Gesetzliche Erben dürfen nicht zu kurz kommen

Das Erbrecht schreibt vor, dass bestimmte Personen einen Mindestanteil am Erbe erhalten, den so genannten Pflichtteil. Die Benachteiligten können eine letztwillige Verfügung vor Gericht anfechten, wenn sie ihre Pflichtteile verletzt.

Zu den pflichtteilsgeschützten Erben gehören der Ehepartner und die Nachkommen. Wenn keine Nachkommen da sind, haben auch die Eltern Anspruch auf einen Pflichtteil. 

Der Pflichtteil des Ehepartners und der Eltern beträgt mindestens 1/2 dessen, was ihnen gemäss gesetzlicher Erbfolge zusteht. Der Pflichtteil der Nachkommen beträgt 3/4 ihres gesetzlichen Erbanspruchs.

Beispiel: Hinterlässt der Verstorbene eine Ehefrau und ein Kind, beträgt der Pflichtteil der Frau 1/4 des Nachlassvermögens (1/2 von 1/2 Erbanspruch), derjenige des Kindes 3/8 (3/4 von 1/2 Erbanspruch).
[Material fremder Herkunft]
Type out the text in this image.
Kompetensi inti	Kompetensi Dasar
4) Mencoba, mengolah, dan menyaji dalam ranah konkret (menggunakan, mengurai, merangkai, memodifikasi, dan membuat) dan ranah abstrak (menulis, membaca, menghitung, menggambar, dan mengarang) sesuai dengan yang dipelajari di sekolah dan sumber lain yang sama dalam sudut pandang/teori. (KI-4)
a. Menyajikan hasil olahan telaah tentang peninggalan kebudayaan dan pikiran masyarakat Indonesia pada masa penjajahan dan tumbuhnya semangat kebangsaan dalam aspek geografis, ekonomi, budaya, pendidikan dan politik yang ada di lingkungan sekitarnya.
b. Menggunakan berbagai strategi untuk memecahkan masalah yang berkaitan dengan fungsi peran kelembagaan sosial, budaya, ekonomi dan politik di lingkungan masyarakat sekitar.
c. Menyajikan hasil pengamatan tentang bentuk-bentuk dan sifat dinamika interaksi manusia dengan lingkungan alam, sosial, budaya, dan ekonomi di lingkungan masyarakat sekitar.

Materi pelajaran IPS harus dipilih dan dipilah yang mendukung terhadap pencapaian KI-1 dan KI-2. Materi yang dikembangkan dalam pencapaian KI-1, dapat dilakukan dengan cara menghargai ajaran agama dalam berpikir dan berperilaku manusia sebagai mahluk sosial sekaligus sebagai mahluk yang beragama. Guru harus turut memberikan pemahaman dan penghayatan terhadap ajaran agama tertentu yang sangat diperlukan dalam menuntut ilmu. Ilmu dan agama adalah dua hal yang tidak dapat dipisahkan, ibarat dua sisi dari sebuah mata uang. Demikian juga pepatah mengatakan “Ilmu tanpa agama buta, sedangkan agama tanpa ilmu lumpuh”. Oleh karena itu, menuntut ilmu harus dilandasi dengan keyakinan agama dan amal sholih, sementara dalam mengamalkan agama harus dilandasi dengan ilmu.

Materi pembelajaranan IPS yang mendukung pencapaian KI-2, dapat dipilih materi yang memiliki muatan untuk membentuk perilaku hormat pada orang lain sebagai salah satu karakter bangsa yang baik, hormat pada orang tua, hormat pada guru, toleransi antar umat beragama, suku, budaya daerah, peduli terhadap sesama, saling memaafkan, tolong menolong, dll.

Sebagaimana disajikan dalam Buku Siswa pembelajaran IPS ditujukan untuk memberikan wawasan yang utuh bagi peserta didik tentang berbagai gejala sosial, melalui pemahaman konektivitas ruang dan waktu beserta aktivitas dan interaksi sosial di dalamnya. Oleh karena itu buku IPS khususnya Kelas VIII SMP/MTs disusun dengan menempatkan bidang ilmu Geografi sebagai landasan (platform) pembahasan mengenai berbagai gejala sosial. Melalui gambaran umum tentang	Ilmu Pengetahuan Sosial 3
Die Eltern haben bei dieser Familienkonstellation keinen Erbanspruch und damit auch kein Recht auf einen Pflichtteil.

Im Rahmen einer Reform des Erbrechts möchte der Bundesrat den Pflichtteil der Kinder auf die Hälfte des gesetzlichen Anspruchs reduzieren. Das würde im obigen Beispiel bedeuten, dass der Pflichtteil des Kindes nur noch 1/4 des gesamten Nachlasses betrüge. Eltern sollen nach dem Willen des Bundesrats gar keinen Pflichtteilsanspruch mehr haben.
    
Wenn die Kinder des Verstorbenen nicht mehr leben, gehen ihre Pflichtteile auf ihre Nachkommen über. Das bedeutet: Hinterlässt ein Verstorbener Enkel, haben sie Anrecht auf den Pflichtteil, der für ihren verstorbenen Elternteil vorgesehen ist. Die Pflichtteile von Ehepartnern und Eltern hingegen werden nicht weitervererbt.

Wenn die Aufteilung des Erbes Pflichtteile verletzt, können sich die Benachteiligten mit einer Herabsetzungsklage wehren. Ein Erbe muss sich auch nicht damit abfinden, dass sein pflichtteilsgeschütztes Erbe mit Auflagen, Bedingungen oder Nutzniessungsrechten belastet ist.

Einzige Ausnahme: Der Erblasser darf seinem Ehepartner die Nutzniessung an der ganzen Erbschaft zusprechen. In diesem Fall können nur nicht-gemeinsame Kinder die Herausgabe ihres Pflichtteils einfordern, sofern sie nicht in einem Erbvertrag auf ihr Erbe verzichtet haben.

Nicht nur testamentarische Anordnungen können Pflichtteile verletzen, sondern zum Beispiel auch Erbvorbezüge oder Schenkungen zu Lebzeiten des Verstorbenen.

Pflichtteile kann man nur in sehr seltenen Fällen rechtsgültig umgehen.